El Milagro de Calanda

Aquel mes de marzo de 1616 venía al mundo en la localidad turolense de Calanda un niño que pasaría a la historia. Su nombre, Miguel Juan Pellicer Blasco. Y no por su linaje, pues era hijo de una humilde familia de agricultores. Ni por hazaña alguna. Ni por sus habilidades artísticas o intelectuales. Podríamos decir que Miguel Juan pasará a la historia muy a pesar suyo.

Siendo niño, un perro le mordió en la pierna derecha, dejándole una cicatriz como prueba de aquello. Una cicatriz que se convertirá en su seña de identidad, además de ser un hecho premonitorio de lo que le sucedería más tarde.
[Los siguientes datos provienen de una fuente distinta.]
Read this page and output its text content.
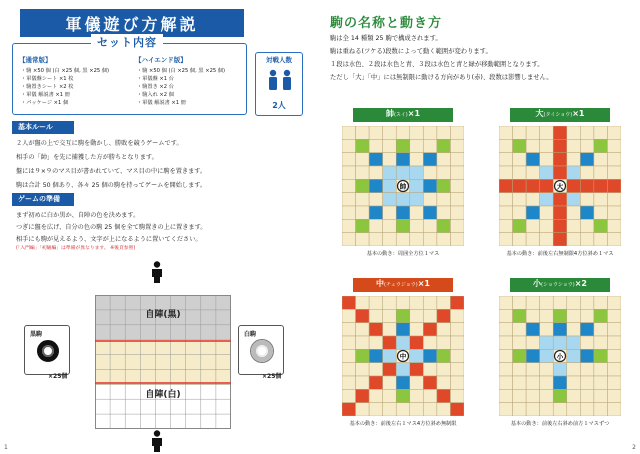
軍儀遊び方解説
セット内容
【通常版】
・駒 ×50 個 (白 ×25 個, 黒 ×25 個)
・軍儀盤シート ×1 枚
・駒置きシート ×2 枚
・軍儀 解説書 ×1 冊
・パッケージ ×1 個
【ハイエンド版】
・駒 ×50 個 (白 ×25 個, 黒 ×25 個)
・軍儀盤 ×1 台
・駒置き ×2 台
・駒入れ ×2 個
・軍儀 解説書 ×1 冊
対戦人数
2人
基本ルール
２人が盤の上で交互に駒を動かし、勝敗を競うゲームです。
相手の「帥」を先に捕獲した方が勝ちとなります。
盤には９×９のマス目が書かれていて、マス目の中に駒を置きます。
駒は合計 50 個あり、各々 25 個の駒を持ってゲームを開始します。
ゲームの準備
まず初めに白か黒か、自陣の色を決めます。
つぎに盤を広げ、自分の色の駒 25 個を全て駒置きの上に置きます。
相手にも駒が見えるよう、文字が上になるように置いてください。
(「入門編」「初級編」は準備が異なります。 ※後頁参照)
自陣(黒)
自陣(白)
黒駒
×25個
白駒
×25個
1
駒の名称と動き方
駒は全 14 種類 25 駒で構成されます。
駒は重ねる(ツケる)段数によって動く範囲が変わります。
１段は水色、２段は水色と青、３段は水色と青と緑が移動範囲となります。
ただし「大」「中」には無制限に動ける方向があり(赤)、段数は影響しません。
帥(スイ)×1
帥
基本の動き：周囲全方位１マス
大(タイショウ)×1
大
基本の動き：前後左右無制限4方位斜め１マス
中(チュウジョウ)×1
中
基本の動き：前後左右１マス4方位斜め無制限
小(ショウショウ)×2
小
基本の動き：前後左右斜め前方１マスずつ
2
A Miguel no le gustaba la dura y miserable vida que llevaban en Calanda, así que con apenas 20 años decidió emigrar a otro sitio en busca de alguna oportunidad, de un nuevo trabajo. Pese a los ruegos de sus ancianos padres para que continuara junto a ellos y le necesitaban para las labores diarias, pues era el único hijo varón de los siete hijos que tenían, el muchacho viajó hasta Castellón a trabajar con su tío Jaime, hermano de su madre, al que ayudará en las labores del campo. Estamos a principios de 1637.
En una calurosa tarde del mes de julio de ese mismo año, Miguel conducía un carro cargado de trigo tirado por mulas. La tarde invitaba a la siesta y el traqueteo del carro duerme al joven hasta que, en un determinado momento cae al suelo, con tan mala suerte que el carro le atropella, pasándole una rueda por encima de su pierna derecha, la que el perro mordió siendo niño, causándole graves heridas.
Miguel grita de dolor mientras contempla asustado como su pierna está destrozada justo por debajo de la rodilla. Su tío lo recoge y le aplica las primeras curas, pero el dolor no cesa y se ve obligado a llevarlo al hospital de Valencia, donde ingresa el 3 de agosto, tal y como consta en el Libro de Registro que aún se conserva. Pero la pierna no mejora y cada vez tiene peor aspecto. Es entonces cuando, cinco días más tarde y viendo que la herida de su pierna empeoraba, Miguel pide que lo lleven al hospital de Zaragoza, el más cercano a su casa.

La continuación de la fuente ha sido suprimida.